Early experiences suggest that coordinated reviews could significantly shorten multi‑country timelines in the near future. As Dr Semete‑Makokotlela, Chair of the AMRH Steering Committee, explains, “the procedure… is expected to shorten the registration process from years to mere months or weeks,” highlighting how harmonised assessments can compress approval times across the continent.
Manufacturers can leverage AMA’s framework to align submissions and benefit from coordinated scientific guidance, potentially reducing the need for repeated national reviews. While approvals in each country still depend on national procedures, this harmonized approach is expected to shorten timelines and lower administrative costs compared with the fully fragmented system of the past.
Why does this matter for investment strategy and returns?
For investors, the biggest constraint in African pharmaceutical deals was timing and uncertainty. When approval timelines stretched over years and varied by market, companies could not plan production, sales, or cash flow with confidence. Under the old system, a manufacturer might launch in one country early while waiting on others, meaning revenue did not scale evenly, and working capital stayed tied up in regulatory queues.
While full multi‑country launches under the AMA single‑window system are still emerging, recent WHO Prequalification achievements, such as Swiss Pharma Nigeria Limited’s approval of a zinc sulfate dispersible tablet and industry efforts to pursue harmonised pathways, indicate growing engagement with streamlined regulatory mechanisms. This increases early revenue and reduces the lag between capital deployment and earnings realization. In investment terms, that shift increases net present value (NPV) and improves internal rate of return (IRR) because cash flows occur sooner rather than later.

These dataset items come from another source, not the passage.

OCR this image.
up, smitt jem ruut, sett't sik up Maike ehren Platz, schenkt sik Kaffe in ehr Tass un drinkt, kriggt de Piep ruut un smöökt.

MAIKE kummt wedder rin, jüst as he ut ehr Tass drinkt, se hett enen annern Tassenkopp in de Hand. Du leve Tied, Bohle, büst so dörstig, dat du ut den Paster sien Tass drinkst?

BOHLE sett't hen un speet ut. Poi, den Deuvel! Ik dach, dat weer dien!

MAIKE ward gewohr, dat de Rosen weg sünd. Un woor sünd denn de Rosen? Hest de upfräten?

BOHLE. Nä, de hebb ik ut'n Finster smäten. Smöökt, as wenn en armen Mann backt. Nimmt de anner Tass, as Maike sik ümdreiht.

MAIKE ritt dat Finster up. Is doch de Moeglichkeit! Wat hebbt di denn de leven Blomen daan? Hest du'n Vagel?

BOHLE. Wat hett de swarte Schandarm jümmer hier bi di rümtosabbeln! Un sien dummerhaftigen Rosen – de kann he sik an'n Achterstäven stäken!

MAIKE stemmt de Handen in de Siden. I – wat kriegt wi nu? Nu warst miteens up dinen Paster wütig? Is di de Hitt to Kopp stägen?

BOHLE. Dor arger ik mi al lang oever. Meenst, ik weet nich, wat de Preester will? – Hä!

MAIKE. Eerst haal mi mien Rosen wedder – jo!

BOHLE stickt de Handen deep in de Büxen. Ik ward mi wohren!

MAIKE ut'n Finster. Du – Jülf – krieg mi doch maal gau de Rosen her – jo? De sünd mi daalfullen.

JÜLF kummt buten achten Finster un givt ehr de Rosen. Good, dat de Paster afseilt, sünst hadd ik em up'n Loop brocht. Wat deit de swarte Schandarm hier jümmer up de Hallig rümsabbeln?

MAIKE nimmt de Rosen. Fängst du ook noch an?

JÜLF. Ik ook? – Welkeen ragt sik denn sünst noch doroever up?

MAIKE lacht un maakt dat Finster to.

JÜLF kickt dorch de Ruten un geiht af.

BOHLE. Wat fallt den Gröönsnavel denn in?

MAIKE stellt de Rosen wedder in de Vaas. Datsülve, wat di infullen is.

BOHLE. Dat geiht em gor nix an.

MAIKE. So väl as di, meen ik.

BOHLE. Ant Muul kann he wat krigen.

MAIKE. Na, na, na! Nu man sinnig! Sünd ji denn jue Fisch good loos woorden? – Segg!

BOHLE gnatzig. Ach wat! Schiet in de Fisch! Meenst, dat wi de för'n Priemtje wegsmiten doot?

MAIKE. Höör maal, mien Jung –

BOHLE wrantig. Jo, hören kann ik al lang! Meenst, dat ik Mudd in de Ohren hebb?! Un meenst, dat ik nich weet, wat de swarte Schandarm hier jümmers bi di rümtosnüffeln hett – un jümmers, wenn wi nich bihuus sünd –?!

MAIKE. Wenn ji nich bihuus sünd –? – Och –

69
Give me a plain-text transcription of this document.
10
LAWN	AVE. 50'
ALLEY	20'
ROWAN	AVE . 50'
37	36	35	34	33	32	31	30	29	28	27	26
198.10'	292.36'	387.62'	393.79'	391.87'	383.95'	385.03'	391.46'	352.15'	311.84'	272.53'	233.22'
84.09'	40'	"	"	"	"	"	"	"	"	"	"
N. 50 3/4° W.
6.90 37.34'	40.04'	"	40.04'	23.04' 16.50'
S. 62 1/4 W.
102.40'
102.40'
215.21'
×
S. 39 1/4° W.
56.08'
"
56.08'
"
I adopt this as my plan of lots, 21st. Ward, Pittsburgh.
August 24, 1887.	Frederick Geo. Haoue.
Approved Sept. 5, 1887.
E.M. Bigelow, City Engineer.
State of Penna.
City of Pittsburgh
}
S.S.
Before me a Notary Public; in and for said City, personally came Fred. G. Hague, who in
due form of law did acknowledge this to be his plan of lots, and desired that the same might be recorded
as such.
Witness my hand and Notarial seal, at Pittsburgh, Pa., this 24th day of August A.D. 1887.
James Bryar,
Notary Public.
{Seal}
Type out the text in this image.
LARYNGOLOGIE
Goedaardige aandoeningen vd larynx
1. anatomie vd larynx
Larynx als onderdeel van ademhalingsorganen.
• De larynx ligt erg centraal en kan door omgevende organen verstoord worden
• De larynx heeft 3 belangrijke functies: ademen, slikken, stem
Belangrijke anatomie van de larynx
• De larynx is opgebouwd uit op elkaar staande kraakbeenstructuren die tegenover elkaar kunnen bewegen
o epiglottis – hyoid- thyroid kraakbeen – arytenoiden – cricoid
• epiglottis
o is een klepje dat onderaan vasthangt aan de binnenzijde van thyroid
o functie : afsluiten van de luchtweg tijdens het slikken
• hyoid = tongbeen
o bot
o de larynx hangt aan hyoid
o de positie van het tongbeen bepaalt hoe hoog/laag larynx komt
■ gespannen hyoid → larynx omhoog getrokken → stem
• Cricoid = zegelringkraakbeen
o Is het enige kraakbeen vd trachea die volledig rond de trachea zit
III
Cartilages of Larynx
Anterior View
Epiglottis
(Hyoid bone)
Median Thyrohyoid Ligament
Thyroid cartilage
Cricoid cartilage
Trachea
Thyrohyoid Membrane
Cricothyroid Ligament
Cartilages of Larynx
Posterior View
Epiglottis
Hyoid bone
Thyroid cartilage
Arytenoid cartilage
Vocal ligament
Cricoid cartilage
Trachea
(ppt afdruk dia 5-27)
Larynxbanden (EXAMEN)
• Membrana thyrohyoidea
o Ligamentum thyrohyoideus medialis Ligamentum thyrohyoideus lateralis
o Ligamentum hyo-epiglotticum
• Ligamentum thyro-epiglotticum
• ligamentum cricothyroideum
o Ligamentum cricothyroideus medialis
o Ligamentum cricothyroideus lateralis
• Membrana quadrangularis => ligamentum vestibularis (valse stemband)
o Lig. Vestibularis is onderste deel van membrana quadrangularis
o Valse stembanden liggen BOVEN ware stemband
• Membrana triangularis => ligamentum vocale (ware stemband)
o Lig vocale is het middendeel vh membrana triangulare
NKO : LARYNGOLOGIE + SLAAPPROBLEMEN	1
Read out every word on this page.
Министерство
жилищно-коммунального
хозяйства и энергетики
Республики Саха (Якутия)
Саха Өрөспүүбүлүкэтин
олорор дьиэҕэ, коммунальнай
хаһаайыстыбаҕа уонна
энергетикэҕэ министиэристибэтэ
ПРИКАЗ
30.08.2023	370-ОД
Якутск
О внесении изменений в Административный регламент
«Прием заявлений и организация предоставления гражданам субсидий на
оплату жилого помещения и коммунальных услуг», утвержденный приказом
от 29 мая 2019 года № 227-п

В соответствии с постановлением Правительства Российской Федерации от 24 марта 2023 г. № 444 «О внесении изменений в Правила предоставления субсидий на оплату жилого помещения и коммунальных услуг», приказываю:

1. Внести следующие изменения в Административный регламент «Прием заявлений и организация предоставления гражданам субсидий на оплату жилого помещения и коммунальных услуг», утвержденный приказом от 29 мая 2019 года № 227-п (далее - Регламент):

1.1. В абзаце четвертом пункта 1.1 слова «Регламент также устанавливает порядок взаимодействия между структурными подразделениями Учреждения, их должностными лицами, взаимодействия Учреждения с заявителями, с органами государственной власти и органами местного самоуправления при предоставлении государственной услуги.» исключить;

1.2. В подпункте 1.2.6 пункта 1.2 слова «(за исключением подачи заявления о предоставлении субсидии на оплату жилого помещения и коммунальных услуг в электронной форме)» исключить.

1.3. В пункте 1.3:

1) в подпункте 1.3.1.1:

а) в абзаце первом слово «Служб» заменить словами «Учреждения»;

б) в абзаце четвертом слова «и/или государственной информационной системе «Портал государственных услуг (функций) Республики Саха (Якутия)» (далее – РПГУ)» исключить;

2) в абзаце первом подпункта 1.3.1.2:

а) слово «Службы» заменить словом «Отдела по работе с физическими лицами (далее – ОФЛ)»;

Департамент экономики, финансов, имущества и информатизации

The change also affects risk assessment. When a company no longer has to budget for repeated submissions and staggered approvals, the cost of getting to market declines, reducing the overall cost of capital. Funds are freed up for production scale‑up and distribution, instead of being locked in compliance cycles. More predictable regulatory timing also allows for clearer financial modeling, which lowers the risk premium investors apply to African pharmaceutical ventures.
In short, these reforms convert a historically slow, unpredictable investment environment into one where returns can be modeled with greater certainty, and capital can be deployed with less risk and greater speed.